La pénalité pesant sur M. Green serait nuisible à William Hill, sa société mère

Récemment, M. Green, société de jeux en ligne, a écopé d’une pénalité de 3,84 millions de dollars. Cette dernière lui a été imposée par l’UK Gambling Commission. La délicatesse de la situation pourrait alors entacher l’image de la maison mère de la société, William Hill Plc. 
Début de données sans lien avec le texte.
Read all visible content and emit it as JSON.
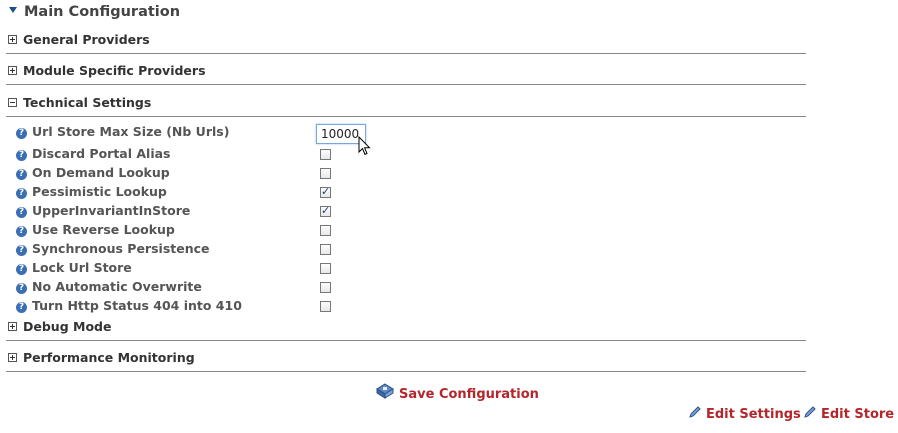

Les raisons d’une telle pénalité
Pour faire simple, M. Green aurait, selon l’UKGC, d’importantes « défaillances systémiques ». Face à ce constat, la commission a infligé une amende, qu’elle considère méritée, à la société. Cettedite défaillance concerne les protocoles de l’opérateur limitant le blanchiment d’argent et les problèmes de jeu. La valeur de l’amende en elle-même n’est pas un problème pour la société ni pour sa maison mère William Hill. La perte financière peut même être facilement absorbée. Selon Moody’s Investors Service, cela prouve que l’évaluation et la considération sociale des entreprises du secteur des jeux sont sous-estimées. Il y a un risque réel que ce ne soit pas géré correctement, et laisse un crédit négatif. Il faut dire que depuis 2018 M. Green est la neuvième firme à être soupçonnée par l’UKGC. Dans tout cela, la commission a évalué les sanctions à hauteurs de 29,5 millions de dollars. Celles-ci sont justifiées par des infractions diverses comme le blanchiment d’argent, la violation de la publicité et du marketing. Pire encore, ces firmes sont accusées de mal identifier les joueurs à problèmes. 
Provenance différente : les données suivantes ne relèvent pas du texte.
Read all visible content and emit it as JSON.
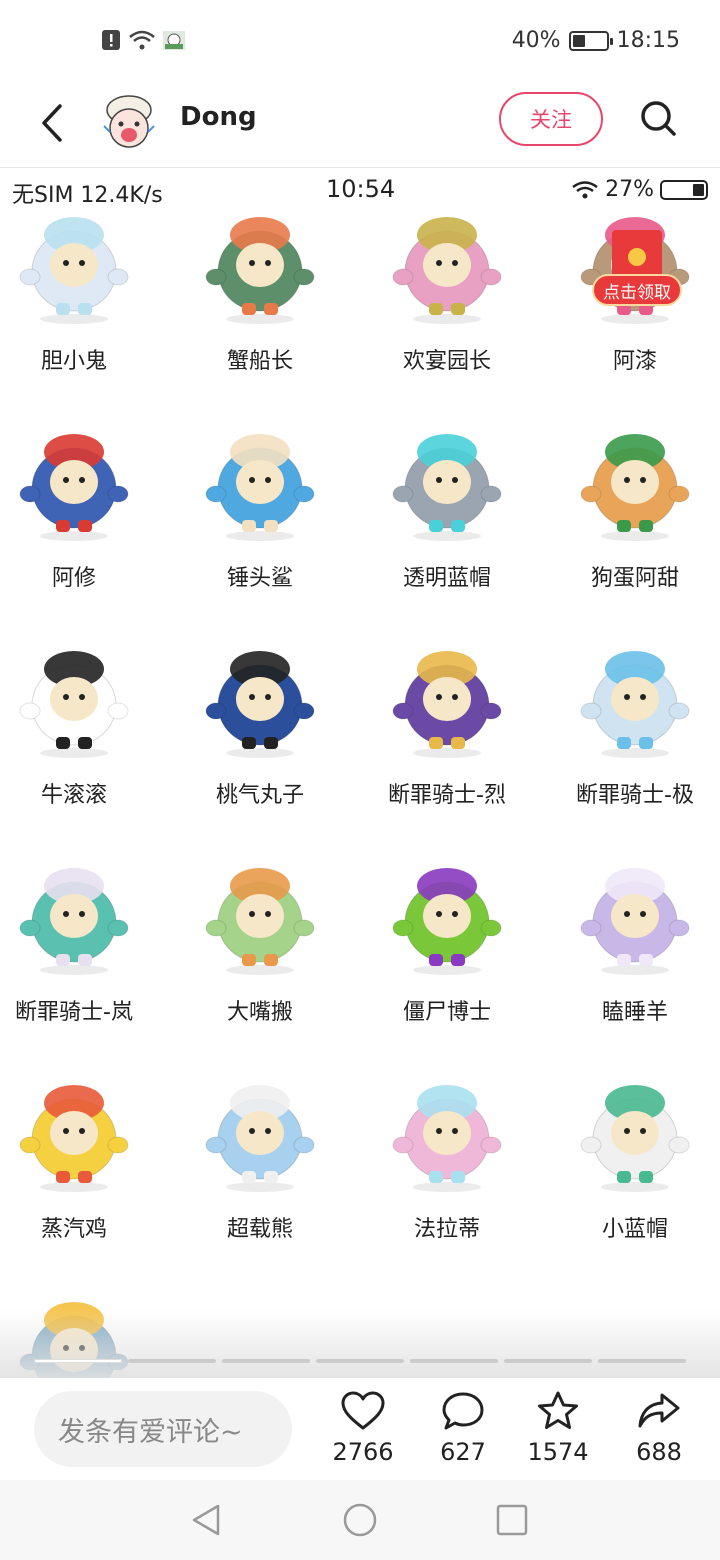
{
  "status_bar": {
    "battery": "40%",
    "time": "18:15",
    "battery_level": 0.4,
    "icons": [
      "alert-icon",
      "wifi-icon",
      "app-notification-icon"
    ]
  },
  "header": {
    "username": "Dong",
    "follow_label": "关注"
  },
  "inner_status": {
    "carrier": "无SIM 12.4K/s",
    "time": "10:54",
    "battery": "27%",
    "battery_level": 0.27
  },
  "characters": [
    {
      "name": "胆小鬼",
      "color": "#dfe9f5",
      "accent": "#b8e0ef"
    },
    {
      "name": "蟹船长",
      "color": "#5d8f6a",
      "accent": "#e87a4a"
    },
    {
      "name": "欢宴园长",
      "color": "#e8a1c3",
      "accent": "#c9b24a"
    },
    {
      "name": "阿漆",
      "color": "#b89a7a",
      "accent": "#e85a8a"
    },
    {
      "name": "阿修",
      "color": "#3f63b5",
      "accent": "#d93a32"
    },
    {
      "name": "锤头鲨",
      "color": "#4fa8e0",
      "accent": "#f3e0c0"
    },
    {
      "name": "透明蓝帽",
      "color": "#9aa5b1",
      "accent": "#4ad0d8"
    },
    {
      "name": "狗蛋阿甜",
      "color": "#e8a55a",
      "accent": "#3a9a4a"
    },
    {
      "name": "牛滚滚",
      "color": "#ffffff",
      "accent": "#222222"
    },
    {
      "name": "桃气丸子",
      "color": "#2b4f9a",
      "accent": "#222222"
    },
    {
      "name": "断罪骑士-烈",
      "color": "#6a4aa5",
      "accent": "#e8b84a"
    },
    {
      "name": "断罪骑士-极",
      "color": "#cfe3f0",
      "accent": "#6ac0e8"
    },
    {
      "name": "断罪骑士-岚",
      "color": "#5ac0b0",
      "accent": "#e8e0f0"
    },
    {
      "name": "大嘴搬",
      "color": "#a5d38a",
      "accent": "#e89a4a"
    },
    {
      "name": "僵尸博士",
      "color": "#7ac83a",
      "accent": "#8a3ac0"
    },
    {
      "name": "瞌睡羊",
      "color": "#c8b8e8",
      "accent": "#f0e8f8"
    },
    {
      "name": "蒸汽鸡",
      "color": "#f5d040",
      "accent": "#e85a3a"
    },
    {
      "name": "超载熊",
      "color": "#a8d0ef",
      "accent": "#f0f0f0"
    },
    {
      "name": "法拉蒂",
      "color": "#f0b8d8",
      "accent": "#a8e0f0"
    },
    {
      "name": "小蓝帽",
      "color": "#f0f0f0",
      "accent": "#4ab890"
    },
    {
      "name": "",
      "color": "#8ab0c8",
      "accent": "#f5c040"
    }
  ],
  "red_packet_label": "点击领取",
  "image_carousel": {
    "pages": 7,
    "current": 1
  },
  "actions": {
    "comment_placeholder": "发条有爱评论~",
    "likes": "2766",
    "comments": "627",
    "favorites": "1574",
    "shares": "688"
  },
  "colors": {
    "accent": "#e8456b",
    "text": "#222222"
  }
}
Des situations répétitives 

Ce n’est, en effet, pas la première fois que ce genre de situation se produit. William Hill et certains de ses concurrents ont déjà échangé avec l’UKGC sur des sujets d’échecs similaires. Pas plus tard qu’en juillet 2019, GVC Holdings Plc écope lui aussi de 5,9 millions de livres sterling. La cause n’est alors autre que des« défaillances systémiques » au niveau de sa filiale Ladbrokes Coral. Pour William Hill, la première amende de 6,2 millions de livres sterling ne remonte pas plus loin qu’en février 2018. D’un côté, un relâchement des opérateurs par rapport aux conformités est observé. De l’autre, ces répressions sont toutes autant dues au fait que l’UKGC profite de nouveaux pouvoirs de répression. Ceux-ci ont été accordés à la commission en 2015 et lui permettent de contrôler la publicité. Par la même occasion, la commission peut aussi punir ceux qui enfreignent toute nouvelle réglementation. Des mesures de restriction strictes sont alors mises en place. A l’exemple de celles prises par les autorités britanniques en 2019. Entre autres, le droit de jeu à distance (RGD) est en hausse de 21%. De même, les paris les plus élevés sur FOBT et machines à sous en ligne sont limités à 2£ contre 100£. Dans cette même optique, les jeux en ligne au Royaume-Uni n’ont maintenant plus le droit d’accepter les cartes de crédit. Cela permet, entre autres,  de limiter les problèmes de jeu tout en améliorant la responsabilité sociale des entreprises. 

Des preuves à l’appui 

L’amende imposée par UKGC n’est pas sans fondement. La commission a, en effet, trouvé des preuves de blanchiment d’argent engageant la responsabilité sociale de l’entreprise. Lors de l’enquête, il a été mis en exergue qu’un client de M. Green avait gagné 50 000 £. Cependant, la société ne lui a fourni aucune interaction en matière de responsabilité sociale. De plus, le client a été mis de côté et a pu déposer des milliers de livres supplémentaires. Il y a aussi eu un paiement, datant d’il y a 10 ans, de 176 000£ qui apporte plus de preuves. Il faut savoir qu’à ce moment,  le client avait déposé plus d’un million de £. Pour seule preuve de la source des fonds, M. Green avait alors accepté une photographie d’un écran d’ordinateur portable. Sur cette dernière figure le montant de la monnaie en dollars américains sur un prétendu compte de trading cryptographique. Moody’s ne s’est toutefois pas encore avancé sur le fait que William Hill risquerait d’être déclassé. Pour l’instant, il n’a qu’une note « Ba1 » et une perspective négative. Toutefois, l’annotation « Ba » signifie qu’il y a des éléments spéculatifs soumettant les entreprises à un risque de crédit important.